Tuition at the state’s public colleges will increase more than 3 percent, or about $400, in 2012-13 for full-time undergraduate students from New Jersey.

That is less than the average 4 percent increase in 2011-12. The colleges are also putting more money into scholarships and financial aid to supplement federal and state aid and reduce the cost.

On average it will cost almost $12,400 in tuition and required fees to attend a state public college in the fall, although costs vary by thousands of dollars. Room and board costs also vary, but typically add an additional $10,000 to $12,000 per year to the total cost.

The smallest increase is 2 percent at William Paterson college, or about $230. The largest increase is at the New Jersey Institute of Technology, at just more than 5 percent, or $766.

Both Richard Stockton College and Rowan University came in at 3 percent, or about an additional $360 per year. College officials said they recognized that times are still tough for many families and have worked to control costs.

State aid to the colleges increased about 6 percent this year, but the extra funds were allocated to employee benefits and not direct college operations.

The state also has a tentative contract agreement with college faculty unions that includes no salary increase for 2011 and 2012, and a 1 percent increase in 2013 that will help control costs. Faculty will still get contracted “step” salary increases.

The New Jersey Institute of Technology, or NJIT, is the most expensive state college at $14,740. College officials said the concentration of specialized laboratories and facilities on campus adds to cost. One percent of the 2012 tuition increase this year is dedicated to funding necessary physical plant projects.

Construction costs have driven up the cost at state colleges. Voters will get to decide in November if they will approve a $750 million bond referendum to help fund construction projects at all of the state’s public and private colleges. Students are currently funding projects through facilities fees as high as $1,000 a year.

Sheryl Weinstein, spokesperson for NJIT, said while their costs are higher, they promote the $18.4 million in financial aid that is available to undergraduate students. Students accepted to the Honors College can receive free tuition.

“We try to get the word out, to not discourage anyone from applying” Weinstein said. The average financial aid package is about $18,000.

The College of New Jersey will have a more than 3 percent increase, and at $14,378 is the costliest of the smaller state colleges. It is also among the most selective.

TCNJ officials said the college remains a great value, citing its listings in publications such as the Princeton Review. College spokesman Matthew Golden said in a statement that students benefit from small classes and an aggressive undergraduate research program. He said they also have one of the best graduation rates in the country, which reduces student costs.
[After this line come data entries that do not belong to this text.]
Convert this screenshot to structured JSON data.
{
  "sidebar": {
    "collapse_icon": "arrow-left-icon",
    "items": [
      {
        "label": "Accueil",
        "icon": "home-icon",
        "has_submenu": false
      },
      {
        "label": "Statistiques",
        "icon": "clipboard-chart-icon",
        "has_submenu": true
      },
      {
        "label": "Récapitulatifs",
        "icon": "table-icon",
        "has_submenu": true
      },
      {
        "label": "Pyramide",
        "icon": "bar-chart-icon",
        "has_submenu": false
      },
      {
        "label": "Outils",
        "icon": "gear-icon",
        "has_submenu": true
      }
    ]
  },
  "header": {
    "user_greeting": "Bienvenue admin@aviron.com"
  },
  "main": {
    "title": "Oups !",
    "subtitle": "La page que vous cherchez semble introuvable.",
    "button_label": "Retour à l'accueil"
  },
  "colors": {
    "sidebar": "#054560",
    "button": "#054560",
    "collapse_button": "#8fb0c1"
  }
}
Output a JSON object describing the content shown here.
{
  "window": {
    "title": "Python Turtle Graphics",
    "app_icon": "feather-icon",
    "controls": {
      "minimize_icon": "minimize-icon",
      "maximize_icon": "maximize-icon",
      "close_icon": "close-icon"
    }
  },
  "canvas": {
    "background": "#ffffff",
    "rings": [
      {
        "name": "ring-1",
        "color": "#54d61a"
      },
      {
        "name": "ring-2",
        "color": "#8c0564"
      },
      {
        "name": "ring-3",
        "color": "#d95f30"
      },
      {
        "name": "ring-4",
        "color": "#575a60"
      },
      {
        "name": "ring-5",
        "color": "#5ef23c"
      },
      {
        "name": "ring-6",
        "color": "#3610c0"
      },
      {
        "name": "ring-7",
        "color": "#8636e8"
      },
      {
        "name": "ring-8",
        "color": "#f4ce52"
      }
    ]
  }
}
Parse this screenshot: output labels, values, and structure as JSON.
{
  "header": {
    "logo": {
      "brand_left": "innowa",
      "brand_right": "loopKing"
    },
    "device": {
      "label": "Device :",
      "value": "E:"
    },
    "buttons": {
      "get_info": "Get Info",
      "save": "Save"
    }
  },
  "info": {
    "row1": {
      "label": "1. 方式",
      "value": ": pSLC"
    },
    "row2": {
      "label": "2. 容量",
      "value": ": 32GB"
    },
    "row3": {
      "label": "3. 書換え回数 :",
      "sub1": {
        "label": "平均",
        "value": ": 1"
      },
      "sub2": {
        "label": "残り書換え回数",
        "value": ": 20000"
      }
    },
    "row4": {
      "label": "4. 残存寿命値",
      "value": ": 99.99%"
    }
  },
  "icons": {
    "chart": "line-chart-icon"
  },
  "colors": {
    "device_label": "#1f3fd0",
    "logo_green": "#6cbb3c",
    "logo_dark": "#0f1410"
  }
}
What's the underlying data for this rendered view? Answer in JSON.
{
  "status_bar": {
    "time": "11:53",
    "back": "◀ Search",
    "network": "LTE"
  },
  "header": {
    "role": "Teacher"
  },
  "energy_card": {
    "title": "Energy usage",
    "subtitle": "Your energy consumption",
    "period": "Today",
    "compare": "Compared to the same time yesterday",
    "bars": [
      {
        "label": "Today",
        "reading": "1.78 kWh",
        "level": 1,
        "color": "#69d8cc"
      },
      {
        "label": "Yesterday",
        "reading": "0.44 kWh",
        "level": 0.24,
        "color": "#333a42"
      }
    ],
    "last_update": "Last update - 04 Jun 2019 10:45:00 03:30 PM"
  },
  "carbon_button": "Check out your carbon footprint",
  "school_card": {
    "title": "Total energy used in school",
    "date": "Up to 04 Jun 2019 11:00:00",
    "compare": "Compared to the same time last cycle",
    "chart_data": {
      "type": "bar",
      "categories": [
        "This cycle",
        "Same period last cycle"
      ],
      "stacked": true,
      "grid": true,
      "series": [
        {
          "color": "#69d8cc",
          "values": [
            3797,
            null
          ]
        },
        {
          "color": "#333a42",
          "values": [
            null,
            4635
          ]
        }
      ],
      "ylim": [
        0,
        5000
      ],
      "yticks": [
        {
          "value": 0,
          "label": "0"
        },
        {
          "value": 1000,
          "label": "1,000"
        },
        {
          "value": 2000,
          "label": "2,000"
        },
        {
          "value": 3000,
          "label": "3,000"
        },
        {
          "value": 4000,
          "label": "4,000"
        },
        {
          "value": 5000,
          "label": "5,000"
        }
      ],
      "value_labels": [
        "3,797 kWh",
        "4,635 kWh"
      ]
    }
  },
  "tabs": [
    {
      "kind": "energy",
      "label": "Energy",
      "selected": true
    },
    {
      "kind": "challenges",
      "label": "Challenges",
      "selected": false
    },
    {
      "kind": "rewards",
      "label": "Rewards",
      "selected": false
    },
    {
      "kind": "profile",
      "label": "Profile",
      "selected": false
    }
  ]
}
College data show that about 70 percent of students graduate in four years, and almost 85 percent graduate within five years.

Kean University will have a 4 percent tuition increase, but is still the most affordable state college at $10,600 for the year.

Kean was put on probation by the Middle States Commission on Higher Education, and is working on retaining its accreditation. Officials there said maintaining affordability is still a priority as part of its mission of access and opportunity for a diverse student body.

This is the second year that William Paterson has limited its increase to 2 percent. Vice president for student development John Martone said when tuition was approved last month that they are sensitive to the cost of college.

“We know that our students often struggle to pay for college and we will continue to look for ways to be more efficient so we can pass those savings to our students,” he said.

Part of the increased cost is being used to help pay for more financial aid.

TCNJ will increase financial aid by 6 percent to $14.6 million. Stockton College has budgeted $12.7 million.

Rutgers increased its Assistance Grant budget $2.4 million to $27.5 million, with 61 percent of undergraduates getting need-based grants last year, according to information provided by the college.

State colleges still remain far less costly than private colleges, though they also discount tuition with financial aid packages. Tuition and fees at Seton Hall for 2012-13 will cost $18,400. Princeton’s posted cost is $38,650.